The fantastic thing about being a part of a weekly tv sequence is, as Alexander Hodge tells it, the morning-after-airing group chat.
“All of us textual content one another on Monday after the episodes come out and we ship one another good messages,” Hodge says of his fellow “Grosse Pointe Backyard Society” forged members. “It’s fascinating if you learn the scripts — and we learn them months in the past — after which we filmed them possibly six weeks in the past, after which as soon as the edit comes again, it goes to air, and it’s good to see the development and see what work all people else did.”
“Grosse Pointe Backyard Society,” on Peacock, is a murder-mystery drama set in a rich Michigan suburb’s gardening society. Hodge stars — alongside AnnaSophia Robb, Aja Naomi King, Ben Rappaport and Melissa Fumero — as Doug, husband to Robb’s Alice.
Hodge burst onto the scene within the Issa Rae-helmed sequence “Insecure” in 2018, wherein he performed a love curiosity of Yvonne Orji’s Molly, who turned often known as “Asian bae.” Within the years that adopted, Hodge was regularly provided comparable love curiosity roles, which is one thing he contended with for various years.
“I might inform my crew, ‘I’m able to not play the love curiosity or the best man in somebody’s life,’ which is hilarious and ironic simply because that’s such an incredible stereotype to be typecast in. What an exquisite profession that will be if I used to be the best man, the love curiosity,” Hodge says. “However I believe I felt like there got here some extent the place I didn’t really feel challenged by it. And I needed to really feel challenged. I needed to really feel the stress of ‘can I pull this off?’ I believe that’s the place issues really feel alive and issues really feel difficult.”

Alexander Hodge
Courtesy of Derrick Leung
For just a few years following, Hodge sought out a wide range of movie roles, prior to now discovering himself again on community TV.

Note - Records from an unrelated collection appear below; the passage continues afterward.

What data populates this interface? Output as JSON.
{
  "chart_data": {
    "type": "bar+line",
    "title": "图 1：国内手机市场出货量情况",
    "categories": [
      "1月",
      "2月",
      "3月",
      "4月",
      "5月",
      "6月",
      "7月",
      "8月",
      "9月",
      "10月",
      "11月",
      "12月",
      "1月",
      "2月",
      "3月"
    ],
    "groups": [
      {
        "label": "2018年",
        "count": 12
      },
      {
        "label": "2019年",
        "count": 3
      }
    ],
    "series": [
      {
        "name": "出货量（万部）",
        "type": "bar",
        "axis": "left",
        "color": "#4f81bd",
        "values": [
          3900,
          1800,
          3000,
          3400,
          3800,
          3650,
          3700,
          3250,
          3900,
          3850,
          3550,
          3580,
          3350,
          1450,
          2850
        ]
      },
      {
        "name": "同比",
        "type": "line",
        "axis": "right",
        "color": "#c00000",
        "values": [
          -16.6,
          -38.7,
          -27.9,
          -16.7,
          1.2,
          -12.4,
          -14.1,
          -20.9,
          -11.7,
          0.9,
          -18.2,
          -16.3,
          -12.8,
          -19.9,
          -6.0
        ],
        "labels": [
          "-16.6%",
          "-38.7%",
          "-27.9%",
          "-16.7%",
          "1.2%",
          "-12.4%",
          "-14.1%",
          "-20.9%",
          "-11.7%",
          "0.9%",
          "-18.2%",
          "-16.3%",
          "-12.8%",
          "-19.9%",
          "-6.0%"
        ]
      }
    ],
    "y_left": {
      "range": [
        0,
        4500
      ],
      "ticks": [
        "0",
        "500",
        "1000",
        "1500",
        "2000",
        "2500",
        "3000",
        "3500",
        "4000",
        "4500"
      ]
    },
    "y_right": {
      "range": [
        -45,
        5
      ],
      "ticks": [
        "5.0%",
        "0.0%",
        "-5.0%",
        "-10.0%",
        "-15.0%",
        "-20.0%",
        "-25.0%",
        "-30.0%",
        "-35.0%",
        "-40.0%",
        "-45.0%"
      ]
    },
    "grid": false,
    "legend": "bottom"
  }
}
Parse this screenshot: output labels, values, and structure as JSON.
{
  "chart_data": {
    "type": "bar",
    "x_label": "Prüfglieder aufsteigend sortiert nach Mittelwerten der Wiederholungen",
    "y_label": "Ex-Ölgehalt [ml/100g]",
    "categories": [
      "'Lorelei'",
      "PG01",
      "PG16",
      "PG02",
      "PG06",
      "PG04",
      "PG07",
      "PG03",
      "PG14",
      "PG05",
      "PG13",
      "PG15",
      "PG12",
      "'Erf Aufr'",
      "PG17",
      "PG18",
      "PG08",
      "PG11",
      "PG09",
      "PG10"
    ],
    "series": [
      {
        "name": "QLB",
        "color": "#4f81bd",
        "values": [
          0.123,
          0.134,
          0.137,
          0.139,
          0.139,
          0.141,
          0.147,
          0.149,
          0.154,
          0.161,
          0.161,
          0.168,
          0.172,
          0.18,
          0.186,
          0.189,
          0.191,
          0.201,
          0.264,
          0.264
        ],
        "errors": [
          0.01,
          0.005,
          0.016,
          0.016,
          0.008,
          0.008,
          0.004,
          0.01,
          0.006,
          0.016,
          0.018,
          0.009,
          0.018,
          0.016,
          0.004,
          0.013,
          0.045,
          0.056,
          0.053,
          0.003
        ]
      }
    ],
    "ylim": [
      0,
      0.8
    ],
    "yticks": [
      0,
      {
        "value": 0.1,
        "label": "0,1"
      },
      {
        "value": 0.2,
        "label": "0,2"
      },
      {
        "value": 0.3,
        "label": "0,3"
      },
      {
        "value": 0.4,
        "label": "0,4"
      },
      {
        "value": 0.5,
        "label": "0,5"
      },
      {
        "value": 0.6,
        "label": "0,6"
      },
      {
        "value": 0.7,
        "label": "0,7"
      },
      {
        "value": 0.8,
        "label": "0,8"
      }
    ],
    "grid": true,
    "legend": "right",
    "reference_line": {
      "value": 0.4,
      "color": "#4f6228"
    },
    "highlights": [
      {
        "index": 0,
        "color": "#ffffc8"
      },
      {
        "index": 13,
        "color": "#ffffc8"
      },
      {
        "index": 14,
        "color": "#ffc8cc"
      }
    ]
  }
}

“As we’ve seen, Doug’s not likely the best accomplice,” Hodge says. “So it was a problem.”
Hodge initially was closed off to the thought of doing one thing like “Grosse Pointe.” In his phrases, he was “throwing a tantrum” to his crew as a result of “one thing hadn’t gone my manner and I’d thrown within the towel, as I do every year.” After experiencing the lack of somebody near him, he got here again to the dialog together with his crew able to “end the job” — and was inspired to check out an audition for “Grosse Pointe.”
“Earlier in my profession, I had all these aspirations and goals of being a extremely severe, struggling indie actor who got here up by way of the award circuit at Sundance and actually, actually sunk my tooth into the nitty gritty. And I spotted, particularly being part of this venture, that there’s a cause that these tasks exist,” Hodge says. “I speak to individuals who I’m working with, like Melissa Fumero, and other people would say to her, ‘I watched [your show] “Brooklyn 9-9” with my mom as she was dying of most cancers,’ or different issues like that. Folks going by way of a foul breakup or folks going by way of a extremely onerous time of their life — they weren’t placing on a f–king heartbreaking indie movie. They have been placing on a community tv present. And I spotted that this was one thing that reached lots of people in a spot of their lives the place it meant loads. And I realized loads about why we do what we do.”

Alexander Hodge
Courtesy of Derrick Leung
Being a part of “Grosse Pointe” then was a little bit of a therapeutic expertise for Hodge to take care of his personal loss, and to domesticate a lighter method to his work, whereas seeing the nice worth in that.
“It turned one thing aspirational for me. To embrace one thing a bit of bit extra playful to embrace one thing a bit of bit…god, I believe all people concerned with the present hates the truth that I say ‘foolish,’ however to me, foolish is such a blessing. Foolish is such an exquisite privilege, to be taught the artwork of play and to have the ability to embrace that as an grownup,” Hodge says. “So I’ve taken to this present with a way of silliness in myself, and I’m so grateful to have the ability to, in my 30s, be capable to embrace that and discover that and see the place that lives in me.”